English, asked by osonavane9, 5 months ago

The comparative income statement
shows decrease or increase of...over
the previous year​

Answers

Answered by patelrimjhim36
0

Answer:

comparative income statement combines information from several income statements as columns in a single statement. It helps you identify financial trends and measure performance over time. You can compare different accounting periods from your records. Or, you can compare your income statement to other companies.

Usually, you organize a comparative income statement into two or three columns. Each column represents an accounting period. Amounts are listed in rows that correspond to a specific account. Put the most current year closest to the accounts on the left.

For example, you might have columns for 2017, 2016, and 2015 (reading from left to right). Or, you could compare months, such as July, June, and May.

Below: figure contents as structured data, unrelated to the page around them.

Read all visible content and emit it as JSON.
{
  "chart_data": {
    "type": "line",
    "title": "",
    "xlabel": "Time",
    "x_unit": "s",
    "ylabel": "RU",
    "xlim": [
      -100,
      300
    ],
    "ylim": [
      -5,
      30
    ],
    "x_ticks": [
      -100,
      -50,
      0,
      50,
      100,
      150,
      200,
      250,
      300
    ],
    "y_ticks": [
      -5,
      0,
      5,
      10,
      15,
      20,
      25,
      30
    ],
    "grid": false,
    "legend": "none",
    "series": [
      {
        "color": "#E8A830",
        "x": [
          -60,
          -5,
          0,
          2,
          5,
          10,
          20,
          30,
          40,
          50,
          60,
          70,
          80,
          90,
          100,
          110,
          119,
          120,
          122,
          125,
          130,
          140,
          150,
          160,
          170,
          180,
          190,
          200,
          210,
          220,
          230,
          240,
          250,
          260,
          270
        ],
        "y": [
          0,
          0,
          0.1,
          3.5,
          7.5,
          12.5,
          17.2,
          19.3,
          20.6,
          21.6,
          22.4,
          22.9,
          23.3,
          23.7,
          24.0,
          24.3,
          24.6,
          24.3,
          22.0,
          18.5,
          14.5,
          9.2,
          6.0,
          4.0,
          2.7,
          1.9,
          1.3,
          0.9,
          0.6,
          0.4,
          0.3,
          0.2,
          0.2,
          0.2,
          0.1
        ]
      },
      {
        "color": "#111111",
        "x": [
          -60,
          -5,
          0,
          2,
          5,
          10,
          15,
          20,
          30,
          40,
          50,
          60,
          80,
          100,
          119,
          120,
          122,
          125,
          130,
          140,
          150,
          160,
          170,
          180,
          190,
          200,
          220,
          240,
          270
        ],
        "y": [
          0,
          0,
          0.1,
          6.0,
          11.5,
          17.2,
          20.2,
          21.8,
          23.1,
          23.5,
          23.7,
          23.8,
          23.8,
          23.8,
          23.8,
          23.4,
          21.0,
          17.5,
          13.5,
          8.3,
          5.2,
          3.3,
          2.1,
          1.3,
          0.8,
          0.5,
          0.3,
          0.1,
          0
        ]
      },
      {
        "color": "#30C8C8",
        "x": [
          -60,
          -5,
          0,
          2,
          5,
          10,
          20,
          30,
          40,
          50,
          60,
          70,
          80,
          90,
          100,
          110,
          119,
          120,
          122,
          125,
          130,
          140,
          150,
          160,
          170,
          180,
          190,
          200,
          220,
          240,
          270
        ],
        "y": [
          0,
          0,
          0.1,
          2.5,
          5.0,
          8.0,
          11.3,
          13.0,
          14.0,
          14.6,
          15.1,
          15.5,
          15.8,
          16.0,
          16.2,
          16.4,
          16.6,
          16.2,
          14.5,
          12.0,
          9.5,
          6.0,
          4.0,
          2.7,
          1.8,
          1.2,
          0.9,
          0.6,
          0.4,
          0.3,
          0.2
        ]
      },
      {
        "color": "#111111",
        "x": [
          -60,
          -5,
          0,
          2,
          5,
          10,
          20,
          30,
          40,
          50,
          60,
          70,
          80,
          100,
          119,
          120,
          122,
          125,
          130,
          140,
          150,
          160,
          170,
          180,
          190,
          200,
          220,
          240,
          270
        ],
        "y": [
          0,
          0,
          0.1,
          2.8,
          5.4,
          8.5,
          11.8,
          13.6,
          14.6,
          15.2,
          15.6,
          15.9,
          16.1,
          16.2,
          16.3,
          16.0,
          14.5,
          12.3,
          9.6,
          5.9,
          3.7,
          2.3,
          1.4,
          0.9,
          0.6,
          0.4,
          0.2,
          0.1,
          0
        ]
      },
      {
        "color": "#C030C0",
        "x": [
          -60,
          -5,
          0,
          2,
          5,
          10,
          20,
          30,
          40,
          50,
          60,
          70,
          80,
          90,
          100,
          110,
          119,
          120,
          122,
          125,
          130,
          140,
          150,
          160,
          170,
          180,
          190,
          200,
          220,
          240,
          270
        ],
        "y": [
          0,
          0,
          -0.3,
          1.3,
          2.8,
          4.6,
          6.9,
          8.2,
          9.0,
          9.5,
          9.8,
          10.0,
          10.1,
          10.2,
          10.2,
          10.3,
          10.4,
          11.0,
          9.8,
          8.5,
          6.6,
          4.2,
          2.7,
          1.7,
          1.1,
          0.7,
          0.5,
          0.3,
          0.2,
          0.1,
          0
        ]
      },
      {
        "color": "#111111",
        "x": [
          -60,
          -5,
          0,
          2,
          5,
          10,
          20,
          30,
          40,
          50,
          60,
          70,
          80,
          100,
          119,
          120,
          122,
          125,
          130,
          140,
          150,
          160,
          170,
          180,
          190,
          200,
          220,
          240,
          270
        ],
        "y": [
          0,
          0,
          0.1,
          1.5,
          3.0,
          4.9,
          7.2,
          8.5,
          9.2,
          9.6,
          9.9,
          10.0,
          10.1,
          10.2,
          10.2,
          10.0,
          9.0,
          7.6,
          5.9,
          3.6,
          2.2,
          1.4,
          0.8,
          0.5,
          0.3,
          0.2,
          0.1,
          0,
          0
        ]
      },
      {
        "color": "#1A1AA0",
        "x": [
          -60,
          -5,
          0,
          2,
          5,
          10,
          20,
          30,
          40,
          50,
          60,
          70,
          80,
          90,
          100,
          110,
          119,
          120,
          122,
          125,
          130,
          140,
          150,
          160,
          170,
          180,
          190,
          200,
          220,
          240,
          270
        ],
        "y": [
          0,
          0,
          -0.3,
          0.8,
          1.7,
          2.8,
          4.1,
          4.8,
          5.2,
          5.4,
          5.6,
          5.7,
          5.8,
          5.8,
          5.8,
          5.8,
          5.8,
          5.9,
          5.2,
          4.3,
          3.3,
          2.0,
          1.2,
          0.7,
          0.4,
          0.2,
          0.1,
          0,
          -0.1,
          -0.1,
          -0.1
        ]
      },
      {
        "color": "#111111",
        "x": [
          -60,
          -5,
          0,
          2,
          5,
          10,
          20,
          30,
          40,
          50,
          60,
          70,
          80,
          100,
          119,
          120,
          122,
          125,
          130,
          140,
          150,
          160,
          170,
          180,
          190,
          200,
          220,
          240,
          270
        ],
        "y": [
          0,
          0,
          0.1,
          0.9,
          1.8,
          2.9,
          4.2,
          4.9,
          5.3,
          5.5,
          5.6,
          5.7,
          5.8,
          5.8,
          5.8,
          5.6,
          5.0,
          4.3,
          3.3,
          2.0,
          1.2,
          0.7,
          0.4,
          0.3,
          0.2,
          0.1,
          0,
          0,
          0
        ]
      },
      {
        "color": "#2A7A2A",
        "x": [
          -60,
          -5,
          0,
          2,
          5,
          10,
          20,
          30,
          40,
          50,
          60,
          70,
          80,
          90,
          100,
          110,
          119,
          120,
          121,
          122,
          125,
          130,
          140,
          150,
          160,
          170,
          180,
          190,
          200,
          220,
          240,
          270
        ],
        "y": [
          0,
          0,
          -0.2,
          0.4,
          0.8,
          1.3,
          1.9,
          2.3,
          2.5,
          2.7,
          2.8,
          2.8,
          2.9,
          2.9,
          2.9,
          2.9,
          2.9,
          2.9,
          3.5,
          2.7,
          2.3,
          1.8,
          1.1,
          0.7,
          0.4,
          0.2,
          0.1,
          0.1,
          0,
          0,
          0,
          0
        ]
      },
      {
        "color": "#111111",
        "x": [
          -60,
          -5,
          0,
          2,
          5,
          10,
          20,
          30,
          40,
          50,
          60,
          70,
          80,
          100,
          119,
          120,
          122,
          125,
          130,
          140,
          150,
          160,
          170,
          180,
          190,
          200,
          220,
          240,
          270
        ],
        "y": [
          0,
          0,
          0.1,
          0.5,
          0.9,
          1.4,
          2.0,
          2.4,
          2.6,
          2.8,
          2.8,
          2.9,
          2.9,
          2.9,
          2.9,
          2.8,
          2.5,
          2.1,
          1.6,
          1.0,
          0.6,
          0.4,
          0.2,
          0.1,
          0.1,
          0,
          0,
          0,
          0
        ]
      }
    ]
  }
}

The column furthest to the left lists the names of your accounts.

A comparative income statement helps you with many accounting tasks. Here are just a few ways the statement benefits your business:

Compare current amounts to past years

See if performance has improved over time

Figure out patterns in high and low sales months

Calculate percentages of changes

Show how your company compares to others when securing outside capital

Information on a comparative income statement helps you make smart business decisions. For example, you notice sales dip every May. The pattern tells you to step up your marketing efforts next May.

Looking at several references to compare financial figures takes time. Trying to locate information on different statements can be confusing and frustrating. A comparative income statement makes it easy to point out trends in performance. You don’t have to flip back and forth between individual documents.